“MaxFac” Clinic: Restoration of Faces, Voices, Dignity
Patients with severe maxillofacial defects caused by trauma, cancer, or other diseases and those who can no longer speak due to neuromuscular disease can turn to maxillofacial prosthodontist Candice Zemnick, DMD, to restore their faces and voices.
“We often have to step in when conventional treatments are just not possible or have failed,” says Dr. Zemnick, associate professor of dental medicine and acting director of the Division of Prosthodontics, who has directed the Maxillofacial Prosthetics Clinic at Columbia for more than a decade. The clinic was founded in 1993.
Dr. Zemnick recently treated a patient who lost most of her upper jaw and the contents of her eye socket after cancer surgery. The patient was unable to speak and eat without food going into her nasal and sinus cavities and orbit. The treatment also left her with less humidification of the nasal area, allowing the internal anatomy to become dry.
To protect the area, restore function, and allow for facial esthetics, an obturator—a prosthesis that closes off defects of the upper jaw—and an orbital prosthesis were created. “The patient was then able to communicate and eat and drink and the rebuilding of the eye and surrounding soft tissue allowed the patient to be more comfortable in public,” says Dr. Zemnick.
Another recent case involved an ALS patient whose soft palate had become too weak to create closure at the back of the throat, making his voice unintelligible. Dr. Zemnick fabricated a palatal lift prosthesis to support the soft palate and reduce the excessive throat opening. “With treatment, the ALS patient does not have to expend as much effort in creating speech and can conserve energy, which is precious with this debilitating illness,” she says.
“We try to improve the quality and dignity of life, and for our patients who are terminal we try to support the quality and dignity of dying,” says Dr.

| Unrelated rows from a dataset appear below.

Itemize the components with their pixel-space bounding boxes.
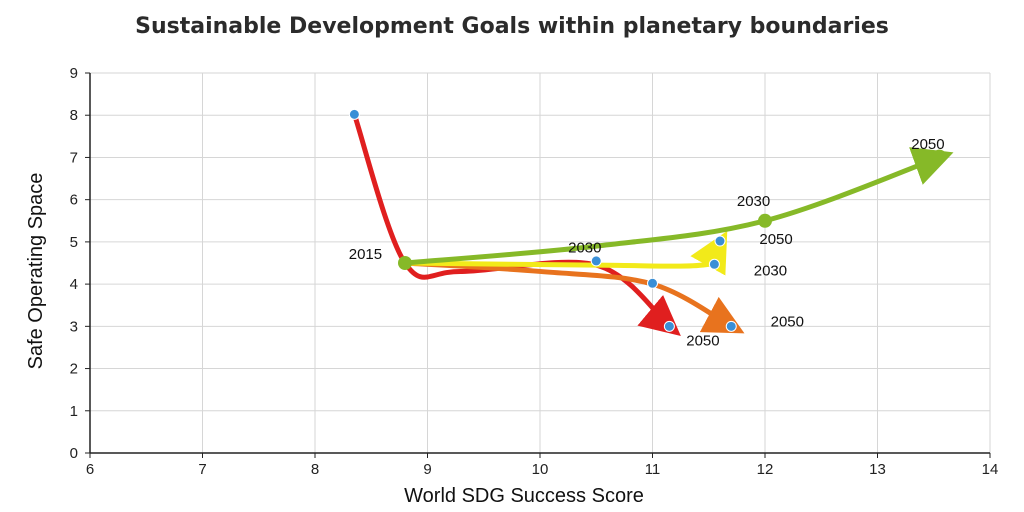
y-tick-label: 9 — [70, 65, 78, 82]
x-tick-label: 8 — [311, 461, 319, 478]
axes — [85, 72, 991, 458]
data-point — [590, 255, 602, 267]
y-tick-label: 6 — [70, 192, 78, 209]
x-tick-labels: 6 7 8 9 10 11 12 13 14 — [86, 461, 999, 478]
x-tick-label: 11 — [645, 461, 661, 478]
y-tick-label: 8 — [70, 107, 78, 124]
year-label: 2050 — [759, 231, 792, 248]
x-tick-label: 6 — [86, 461, 94, 478]
y-tick-label: 3 — [70, 318, 78, 335]
year-label: 2030 — [568, 239, 601, 256]
y-tick-label: 5 — [70, 234, 78, 251]
data-point — [708, 258, 720, 270]
series-lines — [351, 111, 954, 336]
year-annotations: 2015 2030 2030 2030 2050 2050 2050 2050 — [349, 136, 945, 349]
y-axis-label: Safe Operating Space — [25, 173, 47, 370]
series-red-path — [351, 111, 681, 336]
data-point — [647, 277, 658, 289]
y-tick-label: 4 — [70, 276, 78, 293]
gridlines — [90, 72, 991, 453]
year-label: 2050 — [771, 313, 804, 330]
milestone-point — [932, 149, 947, 164]
milestone-point — [758, 213, 772, 228]
y-tick-label: 7 — [70, 149, 78, 166]
data-points — [348, 108, 947, 332]
x-tick-label: 7 — [198, 461, 206, 478]
milestone-point — [398, 256, 412, 270]
y-tick-label: 0 — [70, 445, 78, 462]
y-tick-label: 2 — [70, 361, 78, 378]
x-tick-label: 12 — [757, 461, 774, 478]
x-tick-label: 14 — [982, 461, 999, 478]
year-label: 2030 — [737, 193, 770, 210]
x-tick-label: 13 — [869, 461, 886, 478]
year-label: 2030 — [754, 263, 787, 280]
data-point — [725, 320, 737, 332]
x-tick-label: 9 — [423, 461, 431, 478]
data-point — [714, 235, 726, 247]
y-tick-labels: 0 1 2 3 4 5 6 7 8 9 — [70, 65, 78, 462]
year-label: 2050 — [686, 332, 719, 349]
x-axis-label: World SDG Success Score — [404, 485, 644, 507]
data-point — [348, 108, 360, 120]
chart-title: Sustainable Development Goals within pla… — [135, 14, 889, 39]
x-tick-label: 10 — [532, 461, 549, 478]
data-point — [663, 320, 675, 332]
series-green-path — [402, 147, 954, 266]
y-tick-label: 1 — [70, 403, 78, 420]
year-label: 2015 — [349, 246, 382, 263]
series-yellow-path — [402, 230, 728, 276]
year-label: 2050 — [911, 136, 944, 153]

Zemnick. “Sometimes we are creating prostheses just so that they can say goodbye to their grandchildren without frightening them. We do not care how long the prosthesis will be used. It could be a day, a month, a year. If it offers any comfort for any period of time, it completely validates our efforts.”
Dr. Zemnick collaborates with specialists in otolaryngology, oncology, radiation oncology, neurology, pediatrics, plastic surgery, speech pathology, and oral & maxillofacial surgery. “Collectively we focus on providing compassionate care and empowering patients to achieve their highest level of recovery,” she says. “It is amazing to be in a position to observe and learn from other disciplines.”
Dr. Zemnick first heard about maxillofacial prosthetics as a dental student at Tufts University, where she heard “amazingly poignant and informative lectures that illustrated the humanitarian scope of this field and the creative approaches needed to address the challenges of severely compromised patients,” she says.
At Columbia, former faculty member John Piro, DDS, mentored Dr. Zemnick as she specialized in prosthodontics, followed by completion of a subspecialty in maxillofacial prosthetics at Columbia and the James J. Peters VA Medical Center.
Dr. Zemnick is among fewer than 200 maxillofacial prosthodontists actively practicing in the United States. With the nation’s small number of training programs—only five domestic programs plus Navy and Air Force programs—graduating a few fellows each year, the specialty will remain limited. She has seen patients who have traveled great distances from various countries, including Saudi Arabia, the Dominican Republic, countries in Africa and Central America, and patients from across the United States. “It is not uncommon for a patient to tell me that they could not find a maxillofacial prosthodontist in their state and that is why they have traveled to see me.”
Though technology has transformed many medical and dental procedures, facial prosthetics is a field that still relies on a specialized artistic approach that current technology cannot emulate. “My approach to the patient has remained largely the same using traditional methods we’ve successfully used for decades,” she says. “This may change as technology improves and becomes more versatile.”
Dr. Zemnick has received several teaching and mentorship awards during her Columbia career. In addition to encouraging her students to apply common sense and logical thinking to developing their cognitive and manual operative skills, she emphasizes the importance of empathy. “Treatment involves the ethical and expert application of clinical care, but the impression left with the patient on a personal level is often far more impactful,” she said. “Mastering empathy for the patient and the patient’s circumstance allows for a greater acceptance of treatment and trust. This fosters a far more enjoyable experience for everyone. I try to instill empathy in students through case-based vignettes that go beyond biomedical and interdisciplinary didactics and clinical procedures and merge with patient psychosocial needs.”